The answer is a deafening no. Bishop of Munich from 1977 to 1982, he, according to an independent report, covered the actions of four attackers punished by German justice, but maintained in their pastoral functions by the future pope, who in no way sanctioned them. He thus personally sent to the other aggressors a serious signal of impunity and ignored this injunction of Jesus: “If anyone causes one of these little ones who believe in me to fall into sin, it is better that a large stone around his neck and throw him into the bottom of the sea” (Matthew 18:6).
He then became one of the most powerful figures in the Vatican, officiating for 23 years as prefect of the Congregation for the Doctrine of the Faith and centralizing in his office, from 2001, sexual assault files.
There is no doubt in retrospect that he was for a long time in this position one of the main cogs in the greatest sex crime cover-up operation of the modern era. This action was deployed, as we know, by the refusal to denounce to the police the aggressors – 4% of the members of the Catholic clergy, it is estimated -, by the practice of transferring the aggressors from one parish to another without obviously informing the faithful. For decades, especially those when Joseph Ratzinger was in charge, the Vatican’s response was to deny, to minimize, to cover up.

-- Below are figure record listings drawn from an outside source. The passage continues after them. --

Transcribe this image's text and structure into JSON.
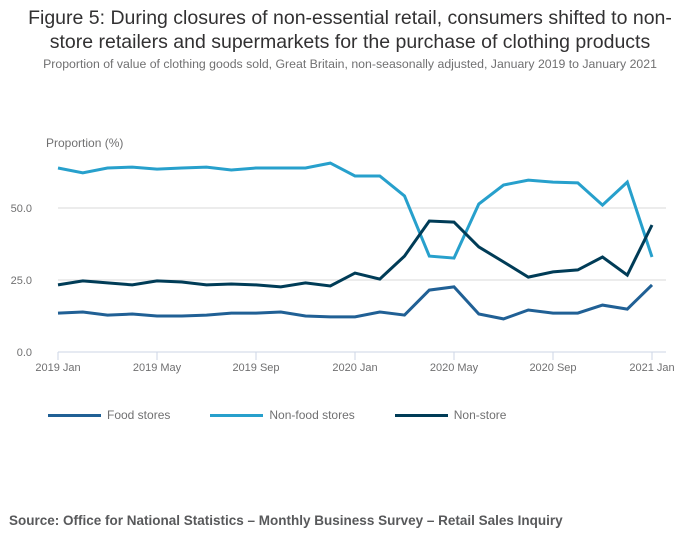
{
  "title": "Figure 5: During closures of non-essential retail, consumers shifted to non-store retailers and supermarkets for the purchase of clothing products",
  "title_line1": "Figure 5: During closures of non-essential retail, consumers shifted to non-",
  "title_line2": "store retailers and supermarkets for the purchase of clothing products",
  "subtitle": "Proportion of value of clothing goods sold, Great Britain, non-seasonally adjusted, January 2019 to January 2021",
  "source": "Source: Office for National Statistics – Monthly Business Survey – Retail Sales Inquiry",
  "chart_data": {
    "type": "line",
    "title": "Figure 5: During closures of non-essential retail, consumers shifted to non-store retailers and supermarkets for the purchase of clothing products",
    "subtitle": "Proportion of value of clothing goods sold, Great Britain, non-seasonally adjusted, January 2019 to January 2021",
    "xlabel": "",
    "ylabel": "Proportion (%)",
    "ylim": [
      0,
      70
    ],
    "yticks": [
      0,
      25,
      50
    ],
    "ytick_labels": [
      "0.0",
      "25.0",
      "50.0"
    ],
    "grid": true,
    "legend": "bottom-left",
    "x": [
      "2019 Jan",
      "2019 Feb",
      "2019 Mar",
      "2019 Apr",
      "2019 May",
      "2019 Jun",
      "2019 Jul",
      "2019 Aug",
      "2019 Sep",
      "2019 Oct",
      "2019 Nov",
      "2019 Dec",
      "2020 Jan",
      "2020 Feb",
      "2020 Mar",
      "2020 Apr",
      "2020 May",
      "2020 Jun",
      "2020 Jul",
      "2020 Aug",
      "2020 Sep",
      "2020 Oct",
      "2020 Nov",
      "2020 Dec",
      "2021 Jan"
    ],
    "xticks": [
      {
        "index": 0,
        "label": "2019 Jan"
      },
      {
        "index": 4,
        "label": "2019 May"
      },
      {
        "index": 8,
        "label": "2019 Sep"
      },
      {
        "index": 12,
        "label": "2020 Jan"
      },
      {
        "index": 16,
        "label": "2020 May"
      },
      {
        "index": 20,
        "label": "2020 Sep"
      },
      {
        "index": 24,
        "label": "2021 Jan"
      }
    ],
    "series": [
      {
        "name": "Food stores",
        "color": "#206095",
        "values": [
          13.5,
          13.9,
          12.8,
          13.2,
          12.5,
          12.5,
          12.8,
          13.5,
          13.5,
          13.9,
          12.5,
          12.2,
          12.2,
          13.9,
          12.8,
          21.5,
          22.6,
          13.2,
          11.5,
          14.6,
          13.5,
          13.5,
          16.3,
          14.9,
          23.3
        ]
      },
      {
        "name": "Non-food stores",
        "color": "#27a0cc",
        "values": [
          63.9,
          62.2,
          63.9,
          64.2,
          63.5,
          63.9,
          64.2,
          63.2,
          63.9,
          63.9,
          63.9,
          65.6,
          61.1,
          61.1,
          54.2,
          33.3,
          32.6,
          51.4,
          58.0,
          59.7,
          59.0,
          58.7,
          51.0,
          59.0,
          33.0
        ]
      },
      {
        "name": "Non-store",
        "color": "#003c57",
        "values": [
          23.3,
          24.7,
          24.0,
          23.3,
          24.7,
          24.3,
          23.3,
          23.6,
          23.3,
          22.6,
          24.0,
          22.9,
          27.4,
          25.3,
          33.3,
          45.5,
          45.1,
          36.5,
          31.3,
          26.0,
          27.8,
          28.5,
          33.0,
          26.7,
          44.1
        ]
      }
    ]
  },
  "colors": {
    "gridline": "#d9d9d9",
    "axis": "#ccd6e6",
    "text": "#707071",
    "title": "#323132"
  }
}
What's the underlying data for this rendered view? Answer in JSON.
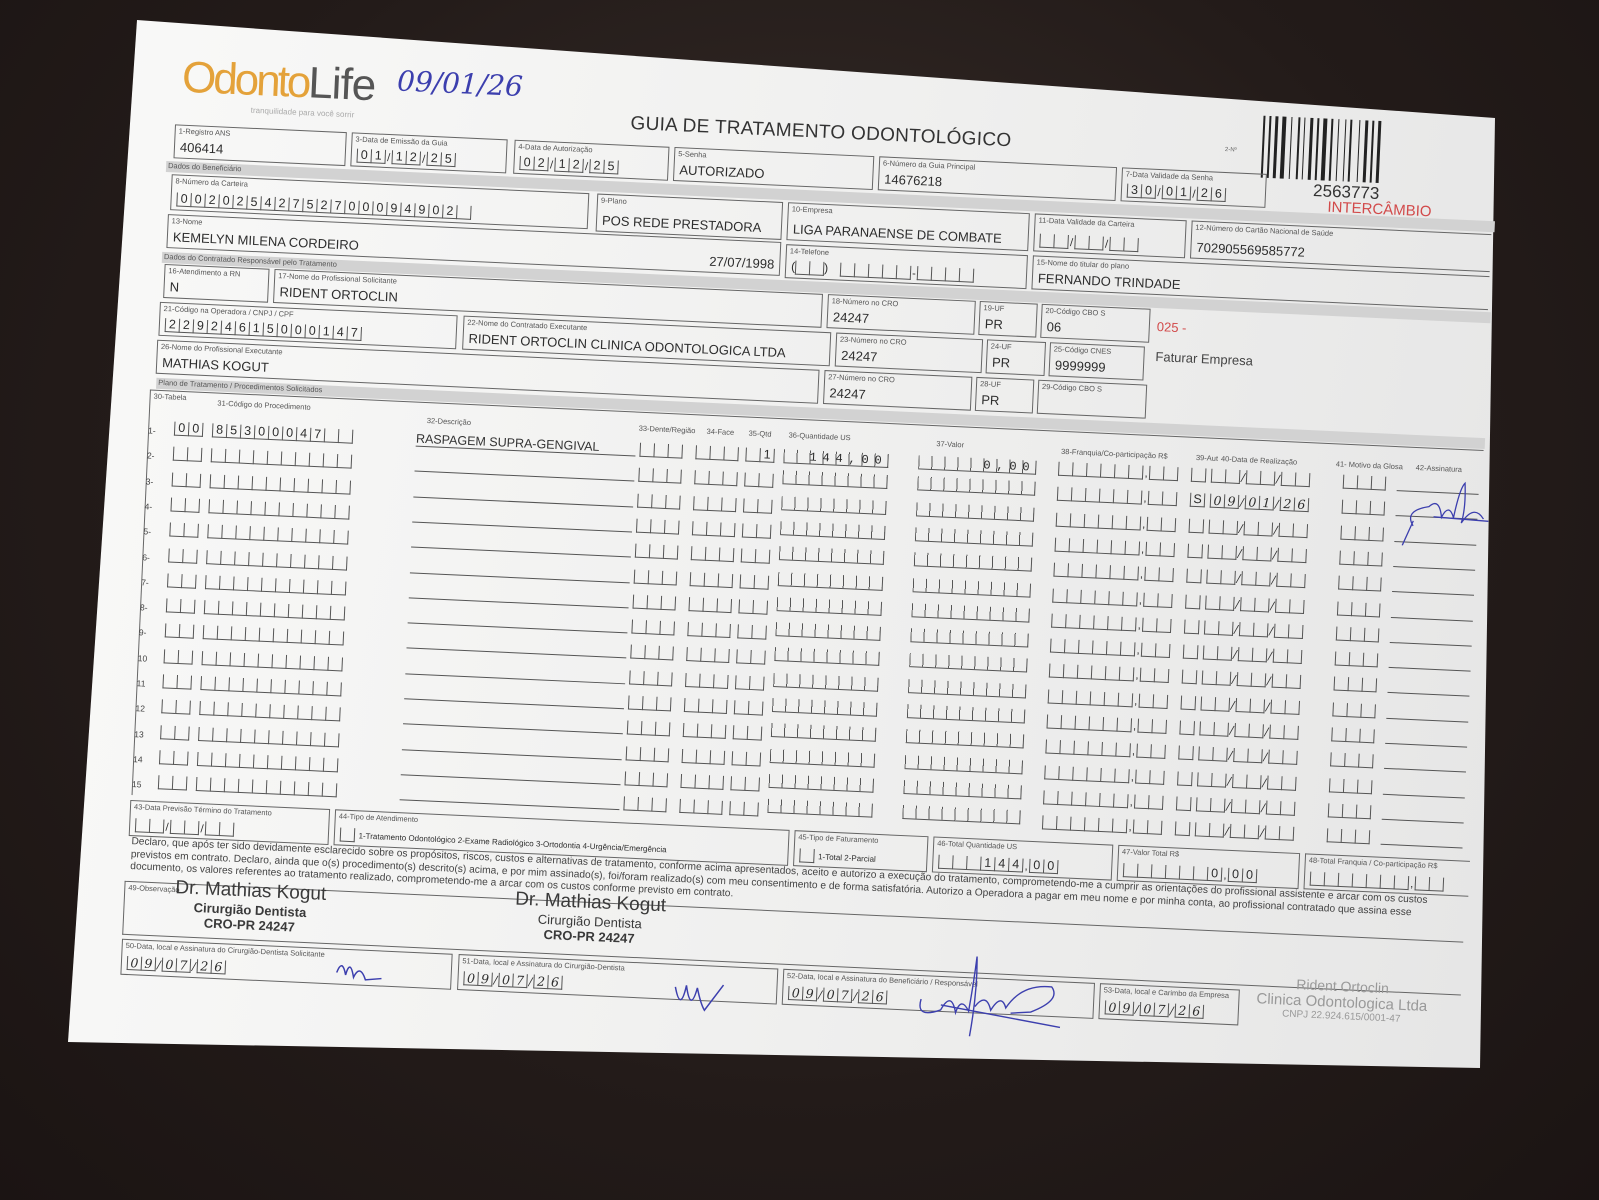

Faced with the growing scale of the scandal and hounded by the UN, Ratzinger began to crack down late, at the turn of 2010, expelling nearly 400 priests in two years. Even pope, he continued to minimize the Vatican’s responsibility, blaming the national Churches, even the effects of the Second Vatican Council, rather than the complicity of the entire hierarchy. His handling of the crisis did not satisfy UN investigators, who concluded in 2019 that, particularly under his leadership, an “apparently systemic cover-up” was taking place in the Vatican (cover up) and obstruction of holding abusers accountable”.
It is still impossible to calculate the number of contemporary victims, but a recent official report put the figure at 330,000 victims in France alone. Ratzinger, now Benedict XVI, is obviously not the only one involved, far from it. A group of survivors called in 2013 for the International Criminal Court (ICC) to bring him and other Catholic leaders to trial as crimes against humanity for having “tolerated and enabled the systematic and widespread concealment of rapes and sexual crimes committed against children around the world”. The ICC declined the request. That’s a shame. We could have gotten to the bottom of things. To be certain.
But since the time has come to take stock of his action, how can we not conclude that not only a holy man, but simply a good man — or, as our civil law says, “a good father” — , informed that unspeakable crimes were taking place under his responsibility, targeting tens of thousands of children—even just one—would have moved heaven and earth, from the morning of his first day at work, for this to stop? Not him. Rather, he took refuge, in the words of Matthias Katsch, a representative of German abuse survivors, behind an “edifice of lies”.